Elsie, Linda's mother, has just died. She had been under hospice care in a nursing home. We knew that the chemo and radiation had lost their efficacy, and that her comfort, "palliation" they call it, was our only priority until death had its way. Her mind had been sharp until the very last, recognizing people, saying "Hi!" and even laughing at an occasional joke. The last days of her life were tragic for the onlookers, but for Elsie they were relatively free of pain, even comforting, surrounded by the ones she loved most.

But, it is not so for everyone in the nursing home. The Alzheimer's unit faces Elsie's corridor. Day after day, the people most severely stricken by the disease are wheeled into the commons area in front of the nurses station. A majority of them stare vacantly into the ether. In a way, they are better off than those who scream or babble or wriggle to get out of their chairs -- still contending with the struggle between wholeness and vacuousness, or so it seems. Every once in a while, a devoted child or spouse comes by to visit a loved one. Most of them speak toward their mom or dad about "normal" everyday things, hoping against hope for a sign of recognition, looking for some awareness in the eyes of their beloved.

A "survivor's disease." That's what they call Alzheimer's.
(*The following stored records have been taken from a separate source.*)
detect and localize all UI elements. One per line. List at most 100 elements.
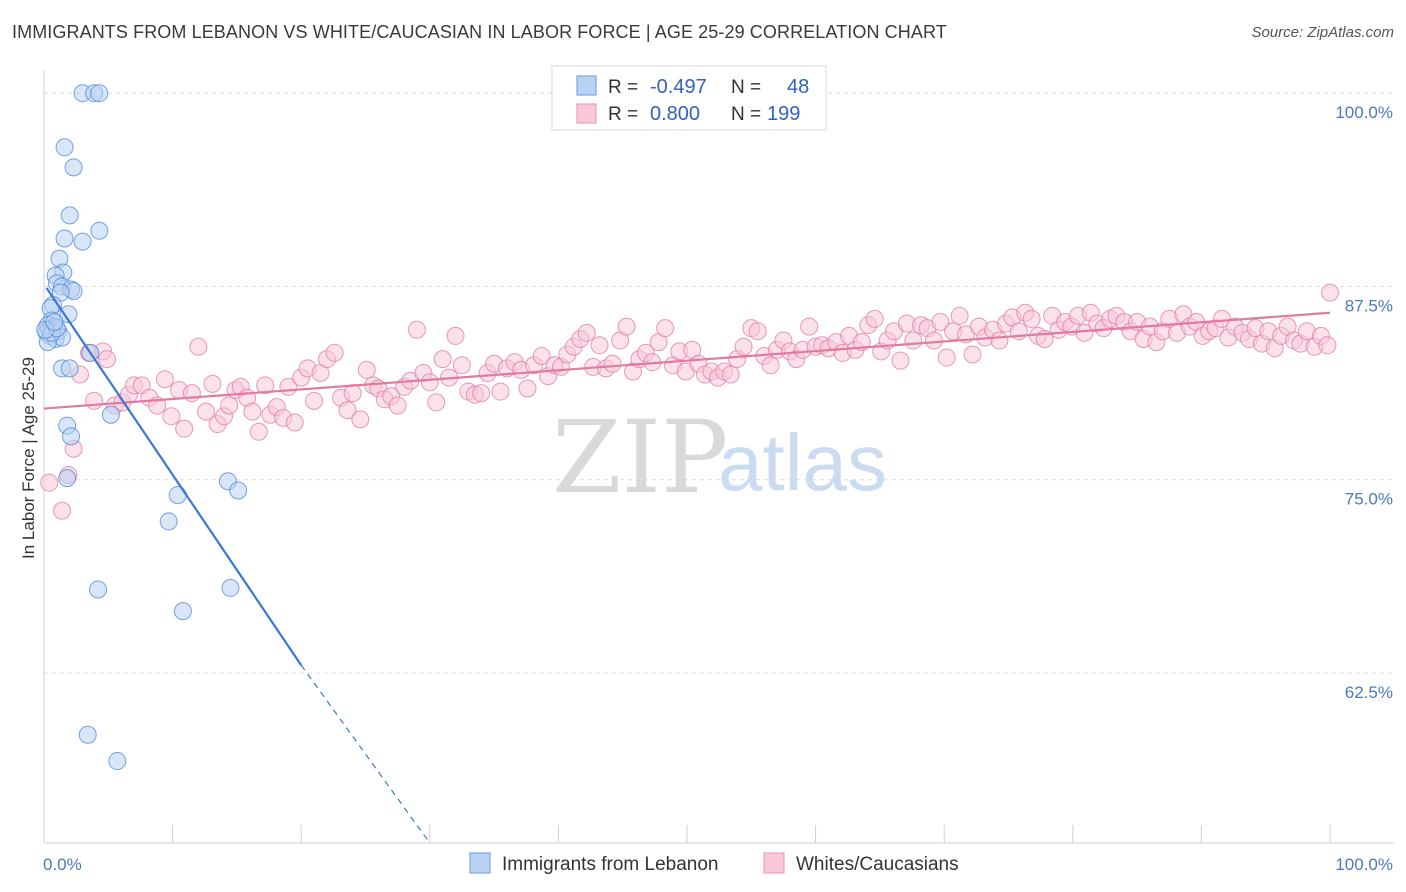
trend-line-whites [43, 311, 1331, 410]
data-point-whites [40, 473, 59, 492]
data-points [36, 84, 1339, 771]
data-point-whites [1022, 309, 1041, 328]
data-point-whites [990, 331, 1009, 350]
watermark-zip: ZIP [552, 399, 728, 516]
bottom-legend-label-lebanon: Immigrants from Lebanon [502, 854, 719, 875]
data-point-whites [748, 322, 767, 341]
data-point-whites [249, 422, 268, 441]
data-point-whites [175, 419, 194, 438]
data-point-lebanon [108, 752, 127, 771]
x-tick-label: 100.0% [1335, 855, 1393, 874]
data-point-whites [931, 312, 950, 331]
data-point-whites [1075, 323, 1094, 342]
data-point-whites [338, 401, 357, 420]
data-point-lebanon [58, 469, 77, 488]
data-point-whites [452, 356, 471, 375]
data-point-lebanon [59, 305, 78, 324]
legend-r-value-whites: 0.800 [650, 103, 700, 125]
legend-n-value-lebanon: 48 [787, 76, 809, 98]
data-point-whites [162, 407, 181, 426]
data-point-lebanon [90, 84, 109, 103]
bottom-legend: Immigrants from Lebanon Whites/Caucasian… [469, 852, 959, 875]
data-point-whites [603, 354, 622, 373]
data-point-whites [1321, 283, 1339, 302]
data-point-lebanon [221, 578, 240, 597]
trend-line-lebanon [45, 287, 303, 666]
data-point-whites [904, 331, 923, 350]
y-tick-label: 87.5% [1345, 296, 1393, 315]
data-point-whites [343, 384, 362, 403]
data-point-whites [800, 317, 819, 336]
data-point-whites [937, 348, 956, 367]
data-point-whites [325, 343, 344, 362]
legend-n-label-whites: N = [731, 104, 761, 125]
data-point-whites [305, 391, 324, 410]
data-point-whites [256, 376, 275, 395]
data-point-whites [950, 306, 969, 325]
data-point-whites [590, 336, 609, 355]
trend-lines [43, 287, 1331, 844]
y-axis-label: In Labor Force | Age 25-29 [19, 357, 38, 559]
data-point-whites [963, 345, 982, 364]
data-point-lebanon [101, 405, 120, 424]
data-point-whites [761, 356, 780, 375]
legend: R = -0.497 N = 48 R = 0.800 N = 199 [551, 65, 827, 131]
tick-labels: 62.5% 75.0% 87.5% 100.0% 0.0% 100.0% [43, 103, 1393, 874]
data-point-whites [220, 396, 239, 415]
legend-n-label-lebanon: N = [731, 77, 761, 98]
data-point-whites [446, 326, 465, 345]
data-point-whites [1318, 336, 1337, 355]
bottom-legend-swatch-lebanon [469, 852, 491, 874]
legend-n-value-whites: 199 [767, 103, 800, 125]
watermark-atlas: atlas [718, 418, 887, 507]
data-point-whites [351, 410, 370, 429]
bottom-legend-swatch-whites [763, 852, 785, 874]
data-point-whites [388, 396, 407, 415]
data-point-whites [865, 309, 884, 328]
data-point-lebanon [60, 206, 79, 225]
data-point-whites [357, 360, 376, 379]
data-point-lebanon [55, 138, 74, 157]
data-point-lebanon [90, 221, 109, 240]
data-point-whites [891, 351, 910, 370]
data-point-whites [197, 402, 216, 421]
y-tick-label: 62.5% [1345, 683, 1393, 702]
source-credit: Source: ZipAtlas.com [1251, 24, 1394, 41]
data-point-whites [85, 391, 104, 410]
data-point-whites [407, 320, 426, 339]
data-point-whites [734, 337, 753, 356]
data-point-lebanon [55, 229, 74, 248]
data-point-whites [656, 319, 675, 338]
x-tick-label: 0.0% [43, 855, 82, 874]
data-point-whites [53, 501, 72, 520]
y-tick-label: 75.0% [1345, 490, 1393, 509]
data-point-lebanon [64, 158, 83, 177]
data-point-whites [721, 365, 740, 384]
data-point-lebanon [159, 512, 178, 531]
data-point-whites [98, 350, 117, 369]
data-point-whites [203, 374, 222, 393]
data-point-whites [189, 337, 208, 356]
data-point-whites [420, 373, 439, 392]
data-point-whites [427, 393, 446, 412]
data-point-lebanon [62, 427, 81, 446]
axes [43, 70, 1394, 844]
data-point-lebanon [45, 312, 64, 331]
data-point-lebanon [229, 481, 248, 500]
chart-title: IMMIGRANTS FROM LEBANON VS WHITE/CAUCASI… [12, 22, 947, 42]
data-point-lebanon [89, 580, 108, 599]
legend-swatch-whites [576, 103, 597, 124]
data-point-whites [155, 370, 174, 389]
data-point-lebanon [73, 232, 92, 251]
trend-line-lebanon-extension [300, 664, 431, 844]
legend-r-label-lebanon: R = [608, 77, 638, 98]
data-point-whites [433, 350, 452, 369]
data-point-lebanon [173, 602, 192, 621]
y-tick-label: 100.0% [1335, 103, 1393, 122]
bottom-legend-label-whites: Whites/Caucasians [796, 854, 959, 875]
data-point-lebanon [60, 359, 79, 378]
data-point-whites [491, 382, 510, 401]
legend-r-value-lebanon: -0.497 [650, 76, 707, 98]
data-point-whites [924, 331, 943, 350]
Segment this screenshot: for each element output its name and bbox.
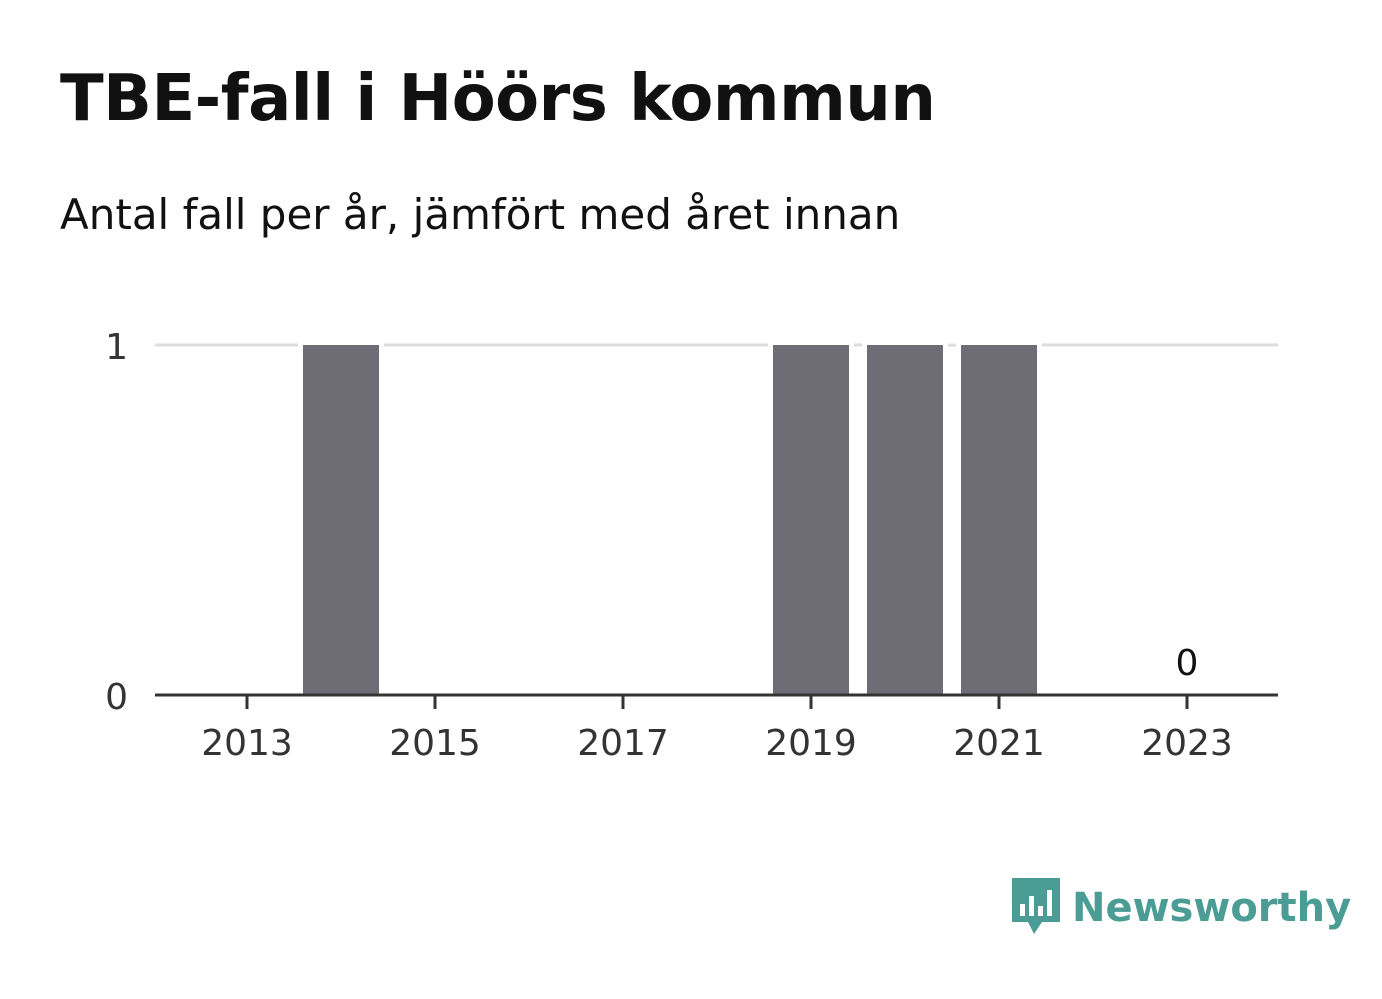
bar-2020	[867, 345, 943, 695]
x-tick-label: 2017	[577, 723, 669, 764]
y-tick-label: 0	[105, 677, 128, 718]
brand-name: Newsworthy	[1072, 885, 1352, 931]
x-tick-label: 2013	[201, 723, 293, 764]
chart-title: TBE-fall i Höörs kommun	[60, 62, 936, 136]
x-tick-label: 2019	[765, 723, 857, 764]
y-tick-label: 1	[105, 327, 128, 368]
bar-2019	[773, 345, 849, 695]
newsworthy-logo-icon	[1010, 876, 1062, 940]
bar-2021	[961, 345, 1037, 695]
data-label: 0	[1176, 643, 1199, 684]
bar-2014	[303, 345, 379, 695]
x-tick-label: 2021	[953, 723, 1045, 764]
newsworthy-brand: Newsworthy	[1010, 876, 1351, 940]
x-tick-label: 2023	[1141, 723, 1233, 764]
chart-subtitle: Antal fall per år, jämfört med året inna…	[60, 190, 901, 239]
x-tick-label: 2015	[389, 723, 481, 764]
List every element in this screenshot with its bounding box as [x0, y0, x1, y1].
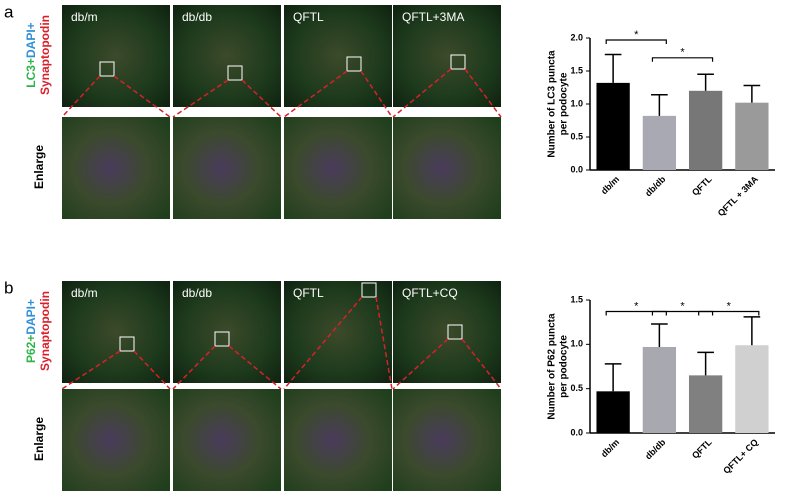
significance-bracket: [698, 310, 760, 316]
micrograph: [62, 281, 170, 383]
x-tick-label: QFTL: [690, 437, 714, 461]
significance-bracket: [605, 39, 667, 44]
significance-star: *: [634, 300, 639, 312]
bar: [735, 345, 769, 433]
zoom-line: [172, 79, 229, 118]
micrograph-enlarged: [62, 389, 170, 491]
stain-part: LC3+: [24, 58, 38, 88]
y-tick-label: 1.0: [570, 339, 583, 349]
roi-box: [227, 65, 243, 81]
micrograph: [393, 5, 501, 107]
zoom-line: [464, 68, 502, 118]
zoom-line: [283, 70, 348, 118]
zoom-line: [172, 345, 216, 390]
stain-label: P62+DAPI+: [24, 299, 38, 363]
stain-part: DAPI+: [24, 22, 38, 58]
y-axis-label: per podocyte: [559, 335, 570, 398]
stain-part: P62+: [24, 335, 38, 363]
zoom-line: [392, 338, 449, 390]
x-tick-label: QFTL: [690, 174, 714, 198]
y-tick-label: 1.0: [570, 98, 583, 108]
micrograph-enlarged: [62, 117, 170, 219]
bar: [642, 115, 677, 170]
significance-bracket: [651, 310, 714, 316]
y-axis-label: Number of LC3 puncta: [547, 50, 558, 158]
y-tick-label: 2.0: [570, 32, 583, 42]
micrograph-enlarged: [393, 389, 501, 491]
micrograph-enlarged: [393, 117, 501, 219]
significance-bracket: [605, 310, 667, 316]
significance-star: *: [634, 29, 639, 41]
micrograph-enlarged: [284, 389, 392, 491]
y-tick-label: 1.5: [570, 65, 583, 75]
significance-star: *: [680, 47, 685, 59]
zoom-line: [360, 70, 393, 118]
x-tick-label: db/db: [643, 174, 668, 199]
roi-box: [346, 56, 362, 72]
x-tick-label: db/db: [643, 437, 668, 462]
roi-box: [214, 331, 230, 347]
image-label: QFTL: [293, 10, 324, 24]
image-label: QFTL+CQ: [402, 286, 458, 300]
zoom-line: [283, 296, 363, 390]
enlarge-label: Enlarge: [32, 145, 46, 189]
significance-star: *: [680, 300, 685, 312]
image-label: QFTL: [293, 286, 324, 300]
zoom-line: [228, 345, 282, 390]
y-tick-label: 0.5: [570, 131, 583, 141]
micrograph-enlarged: [173, 389, 281, 491]
stain-part: DAPI+: [24, 299, 38, 335]
image-label: db/m: [71, 286, 98, 300]
stain-label: LC3+DAPI+: [24, 22, 38, 87]
stain-label: Synaptopodin: [38, 291, 52, 371]
x-tick-label: QFTL + 3MA: [716, 174, 761, 219]
roi-box: [361, 282, 377, 298]
panel-label: b: [4, 278, 13, 297]
micrograph: [284, 281, 392, 383]
roi-box: [450, 54, 466, 70]
roi-box: [447, 324, 463, 340]
significance-bracket: [651, 57, 714, 62]
zoom-line: [392, 68, 452, 118]
significance-star: *: [727, 300, 732, 312]
bar: [642, 346, 677, 433]
panel-label: a: [4, 2, 14, 21]
bar: [735, 102, 769, 170]
bar: [688, 90, 723, 170]
x-tick-label: QFTL+ CQ: [721, 437, 760, 476]
stain-label: Synaptopodin: [38, 15, 52, 95]
micrograph-enlarged: [173, 117, 281, 219]
y-tick-label: 0.5: [570, 383, 583, 393]
x-tick-label: db/m: [599, 437, 621, 459]
image-label: db/m: [71, 10, 98, 24]
roi-box: [99, 61, 115, 77]
image-label: QFTL+3MA: [402, 10, 464, 24]
enlarge-label: Enlarge: [32, 417, 46, 461]
y-tick-label: 0.0: [570, 427, 583, 437]
x-tick-label: db/m: [599, 174, 621, 196]
y-tick-label: 0.0: [570, 164, 583, 174]
zoom-line: [61, 75, 101, 118]
zoom-line: [461, 338, 502, 390]
image-label: db/db: [182, 10, 212, 24]
micrograph: [284, 5, 392, 107]
zoom-line: [241, 79, 282, 118]
micrograph: [62, 5, 170, 107]
zoom-line: [133, 350, 171, 390]
bar: [596, 391, 630, 433]
y-axis-label: Number of P62 puncta: [547, 313, 558, 420]
roi-box: [119, 336, 135, 352]
y-tick-label: 1.5: [570, 294, 583, 304]
micrograph-enlarged: [284, 117, 392, 219]
y-axis-label: per podocyte: [559, 72, 570, 135]
zoom-line: [113, 75, 171, 118]
image-label: db/db: [182, 286, 212, 300]
micrograph: [173, 5, 281, 107]
bar: [596, 82, 630, 170]
zoom-line: [61, 350, 121, 390]
bar: [688, 375, 723, 433]
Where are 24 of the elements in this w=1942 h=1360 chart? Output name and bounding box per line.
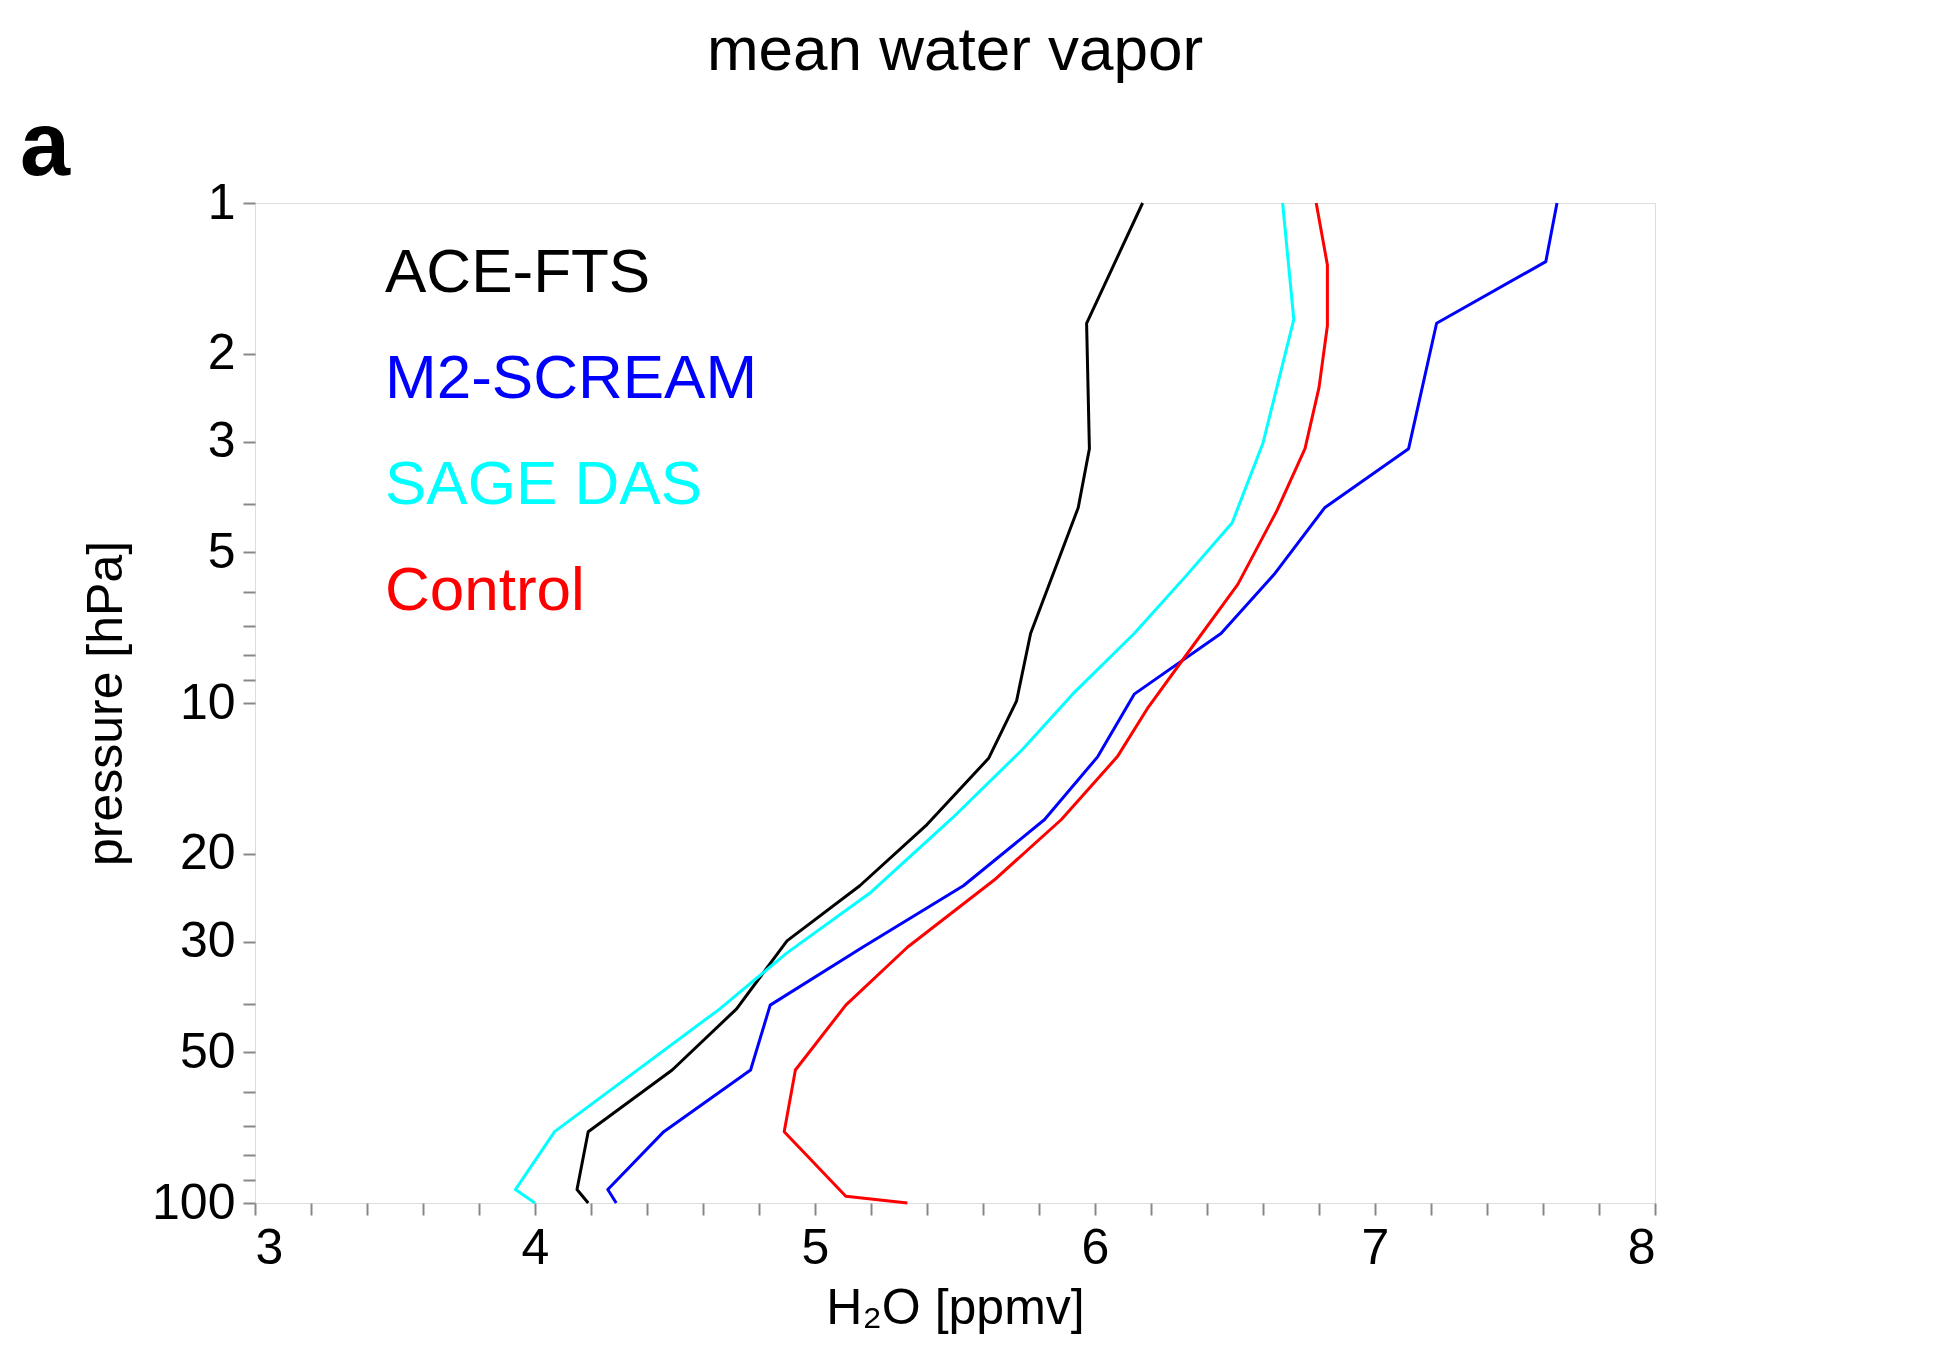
- x-tick-label: 8: [1627, 1218, 1656, 1275]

The victim is seemingly impervious, while those nearest and dearest suffer the grief brought about by memories of more vital days -- Dad as Dad. Mom as Mom. This is how we suffered for four years with my father, once upon a time an army colonel, a forensic scientist, a man of letters, relegated to diapers and spoon-feeding by my mother or me. How could a decent man be dealt such injustice?? How could such a devoted wife be put to suffering so much grief?? If any theologian proposes a one-size-fits-all answer to the questions, run in the opposite direction. The ways of God may be inscrutable, but sometimes they are just downright cruel.

Call me narcissistic, but having passed midlife, I do not so much think instinctively of the grief I might suffer at the illness of others. Instead, I have found myself increasingly contemplating how my own possible appointment with Alzheimer's might look. After all, my father and two grandfathers were senile by age 70, just a scant eight years away. I fear my lapses of memory, my inability to find the right word in conversation, the foolish gaffes I commit in doing some trivial task.

I look into their vacant stare and wonder whether that will be my fate a decade from now, their contorted posture in their wheelchairs, their incapacity to recall their children's names, or worse, not even recognize their progeny. I look at them, and I see myself in however many years from now, sapped of my vitality and purported wit, relegated to my own wheelchair and bib at mealtime.

I know what you will tell me: Cherish my days and use them wisely, you would admonish me. Show love and share wisdom before it is too late. Try not to contemplate eventualities over which you have no control. Look positively toward the future. And, of course, you would be right. And, of course, I will do my best. But, none of that diminishes the disquieting feeling that when I behold a person numbed by Alzheimer's, I am looking into a mirror of my own soul.

If there is any escape from that soul-shaking image, it must be in my determination to make today all-meaningful, living honorably, as if there were no more tomorrows to achieve a decent life. So begged the Psalmist, "O Lord, teach us to number our days that we might attain a heart of wisdom." That alone, I am sure, enables us to transcend the fear of senility or of death, itself.